The duo’s return has been embraced by audiences, with its well-reviewed new album debuting at No. 4 on the Billboard 200 and nationwide tour set to kick off on Aug. 3 in Boston – Clipse’s first cross-country jaunt in 16 years. Expectedly, tickets to the Yellow Springs gig were a hot commodity, attributable to a combination of factors but primarily to the intimate nature of the revamped former firehouse, which has capacity of maybe 200 people. “I don’t know how you did it,” comedian and venue owner Dave Chappelle said in introduction on Sunday. “I don’t know how you got tickets to this concert.”
At least part of Clipse’s long-held appeal is rooted in its unwillingness to chase trends, adhering to both a subject (the drug trade, which it recounts with the evocative detail of a Don Winslow cartel novel) and a sound, rapping almost exclusively over minimalist, diamond-hard beats. With Let God Sort Em Out, though, the two allow more personal dimensions to emerge, beginning the album with “The Birds Don’t Sing,” an emotionally resonant track on which the brothers confront losing both of their parents in quick succession, Pusha’s recollection of his final phone call with his mother only eclipsed in its devastation by Malice’s follow-up verse, on which the rapper recounts the morning he discovered his father’s body.
At YS Firehouse, at least, the two refrained from letting these cracks show, instead leaning into comparatively venomous new tracks such as “Chains & Whips,” a punishing tune on which Pusha T pledged to “close your heaven for the hell of it,” and the equally brutal “Ace Trumpets,” on which Malice updated his growing cocaine thesaurus, rapping of the fortune he amassed slinging “Lady Gaga.” These songs aligned well with a series of resurfaced classics, including the deeply unapologetic “Momma I’m So Sorry” and the Novocain-numbed “Mr. Me Too,” which found the pair editing a line from the recorded version to remove a reference to one former associate turned pariah. (“Me and Push hoppin’ off the plane,” the duo rapped, subtly swapping in Push for Puff, aka Sean “Diddy” Combs.)

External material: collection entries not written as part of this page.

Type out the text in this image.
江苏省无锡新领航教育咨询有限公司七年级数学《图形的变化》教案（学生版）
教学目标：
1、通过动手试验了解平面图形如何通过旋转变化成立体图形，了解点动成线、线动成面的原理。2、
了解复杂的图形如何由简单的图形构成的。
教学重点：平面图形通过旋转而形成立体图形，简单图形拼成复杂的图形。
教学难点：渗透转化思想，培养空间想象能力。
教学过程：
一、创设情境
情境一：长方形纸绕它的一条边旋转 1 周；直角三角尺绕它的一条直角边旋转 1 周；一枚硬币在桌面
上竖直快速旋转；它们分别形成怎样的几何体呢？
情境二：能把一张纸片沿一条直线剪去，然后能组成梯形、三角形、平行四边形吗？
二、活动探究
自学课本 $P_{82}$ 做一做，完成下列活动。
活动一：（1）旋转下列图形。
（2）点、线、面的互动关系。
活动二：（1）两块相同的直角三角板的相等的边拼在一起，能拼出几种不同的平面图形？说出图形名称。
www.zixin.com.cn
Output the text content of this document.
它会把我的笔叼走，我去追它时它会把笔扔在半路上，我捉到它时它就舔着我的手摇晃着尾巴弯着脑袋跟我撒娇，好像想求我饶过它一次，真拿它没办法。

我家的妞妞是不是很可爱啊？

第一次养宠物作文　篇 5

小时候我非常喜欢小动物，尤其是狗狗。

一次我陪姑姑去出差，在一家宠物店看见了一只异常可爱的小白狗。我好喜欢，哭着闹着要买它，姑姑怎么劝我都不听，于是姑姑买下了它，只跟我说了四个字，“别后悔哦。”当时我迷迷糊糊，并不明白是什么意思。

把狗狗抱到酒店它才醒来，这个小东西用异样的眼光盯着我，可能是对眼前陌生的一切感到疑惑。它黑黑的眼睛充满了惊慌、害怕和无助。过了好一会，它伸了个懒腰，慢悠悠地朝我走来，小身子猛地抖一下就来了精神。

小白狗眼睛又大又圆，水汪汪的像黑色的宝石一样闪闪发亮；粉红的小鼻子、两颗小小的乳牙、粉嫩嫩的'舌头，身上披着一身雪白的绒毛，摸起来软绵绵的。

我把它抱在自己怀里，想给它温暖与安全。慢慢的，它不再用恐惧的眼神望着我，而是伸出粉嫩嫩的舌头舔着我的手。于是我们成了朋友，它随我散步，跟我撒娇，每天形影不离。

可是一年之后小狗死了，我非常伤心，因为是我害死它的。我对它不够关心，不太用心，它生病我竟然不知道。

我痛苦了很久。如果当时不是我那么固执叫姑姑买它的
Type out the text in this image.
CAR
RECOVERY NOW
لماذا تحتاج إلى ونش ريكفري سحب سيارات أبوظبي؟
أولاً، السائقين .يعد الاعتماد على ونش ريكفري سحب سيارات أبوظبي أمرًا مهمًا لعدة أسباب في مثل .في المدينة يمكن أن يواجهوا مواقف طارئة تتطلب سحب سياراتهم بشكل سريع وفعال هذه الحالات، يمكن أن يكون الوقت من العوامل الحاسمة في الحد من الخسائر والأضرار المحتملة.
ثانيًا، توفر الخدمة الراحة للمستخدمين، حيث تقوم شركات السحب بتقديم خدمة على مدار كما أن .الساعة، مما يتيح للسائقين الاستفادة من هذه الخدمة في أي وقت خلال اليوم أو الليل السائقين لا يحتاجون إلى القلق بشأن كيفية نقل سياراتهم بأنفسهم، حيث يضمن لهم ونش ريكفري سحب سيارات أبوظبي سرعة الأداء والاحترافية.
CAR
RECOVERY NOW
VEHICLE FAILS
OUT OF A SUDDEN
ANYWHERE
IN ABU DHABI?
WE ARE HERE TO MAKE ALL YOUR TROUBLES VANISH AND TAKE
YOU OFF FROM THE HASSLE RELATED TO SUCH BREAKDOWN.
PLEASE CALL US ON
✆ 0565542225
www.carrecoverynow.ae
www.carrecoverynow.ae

Don’t confuse a willingness to cut lyrical ties for pulling punches, however, with Malice and especially Pusha T consistently appearing eager and willing to mix it up in their long-overdue return to the stage. Witness the pugnacious, clip-unpacking “So Be It,” which the pair delivered two consecutive times to close the set, Pusha locking in on his final verse with the concentrated intensity of an MMA fighter pouncing atop a floored opponent to deliver a flurry of match-finishing blows.